Nell’ipotesi di licenziamento discriminatorio, il lavoratore che esercita l’azione può limitarsi a fornire elementi di fatto - desunti anche da dati di carattere statistico e relativi ad esempio alle assunzioni, ai regimi retributivi, all'assegnazione di mansioni e qualifiche, ai trasferimenti, alla progressione in carriera ed ai licenziamenti - che siano idonei a fondare, in termini precisi e concordanti, la presunzione dell'esistenza di atti o comportamenti discriminatori. Spetta invece al datore di lavoro l'onere di provare l’insussistenza della discriminazione che opera obiettivamente, ossia in ragione del mero rilievo del trattamento deteriore riservato al lavoratore quale effetto della sua appartenenza alla categoria protetta.

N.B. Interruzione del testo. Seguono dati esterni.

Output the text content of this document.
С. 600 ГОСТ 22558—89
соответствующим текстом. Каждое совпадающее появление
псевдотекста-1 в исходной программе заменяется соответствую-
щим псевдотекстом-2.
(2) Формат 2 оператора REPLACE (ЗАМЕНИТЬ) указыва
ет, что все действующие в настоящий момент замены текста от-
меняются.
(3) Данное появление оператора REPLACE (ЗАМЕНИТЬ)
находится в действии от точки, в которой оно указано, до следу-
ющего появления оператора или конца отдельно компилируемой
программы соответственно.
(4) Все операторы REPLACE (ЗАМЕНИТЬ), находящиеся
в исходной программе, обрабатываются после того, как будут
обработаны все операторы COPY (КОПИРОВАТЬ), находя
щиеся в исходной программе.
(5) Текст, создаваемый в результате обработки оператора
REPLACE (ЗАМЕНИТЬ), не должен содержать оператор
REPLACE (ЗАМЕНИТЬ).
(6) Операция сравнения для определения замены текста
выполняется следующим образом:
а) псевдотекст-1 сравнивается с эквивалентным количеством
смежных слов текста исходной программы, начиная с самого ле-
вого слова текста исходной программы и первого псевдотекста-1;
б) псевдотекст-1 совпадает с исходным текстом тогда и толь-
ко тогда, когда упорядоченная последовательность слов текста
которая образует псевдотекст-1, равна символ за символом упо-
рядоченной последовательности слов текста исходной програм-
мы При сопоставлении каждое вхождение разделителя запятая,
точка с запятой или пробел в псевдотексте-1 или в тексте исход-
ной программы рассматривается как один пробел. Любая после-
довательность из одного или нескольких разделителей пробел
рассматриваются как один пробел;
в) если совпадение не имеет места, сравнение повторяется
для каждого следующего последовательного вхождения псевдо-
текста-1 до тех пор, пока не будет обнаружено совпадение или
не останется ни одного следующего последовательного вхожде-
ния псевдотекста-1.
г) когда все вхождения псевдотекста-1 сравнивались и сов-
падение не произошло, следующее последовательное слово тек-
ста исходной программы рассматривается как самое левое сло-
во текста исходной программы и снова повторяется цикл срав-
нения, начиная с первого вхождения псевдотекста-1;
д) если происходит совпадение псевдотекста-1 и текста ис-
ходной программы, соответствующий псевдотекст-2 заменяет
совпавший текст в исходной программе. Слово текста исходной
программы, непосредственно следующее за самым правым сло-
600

In caso di licenziamento ritorsivo, non solo il licenziamento deve essere ingiustificato, ma è necessario che il motivo che si assume essere illecito sia stato l'unico determinante (cfr. Cass. 05/04/2016 n. 6575 ed ivi ampi riferimenti di giurisprudenza) e spetta al lavoratore fornire la prova di quest’ultimo motivo. Occorre che l’intento ritorsivo datoriale abbia avuto efficacia determinativa della volontà di recedere dal rapporto di lavoro; il carattere determinante del motivo può restare escluso dall’esistenza di un giustificato motivo oggettivo o di una giusta causa quando questi non vengano soltanto allegati dal datore di lavoro, ma anche comprovati e quindi siano tali da poter reggere da soli il licenziamento, malgrado il concorrente motivo illecito (Cass. 30429/2018).
La Corte d’Appello ha respinto il reclamo.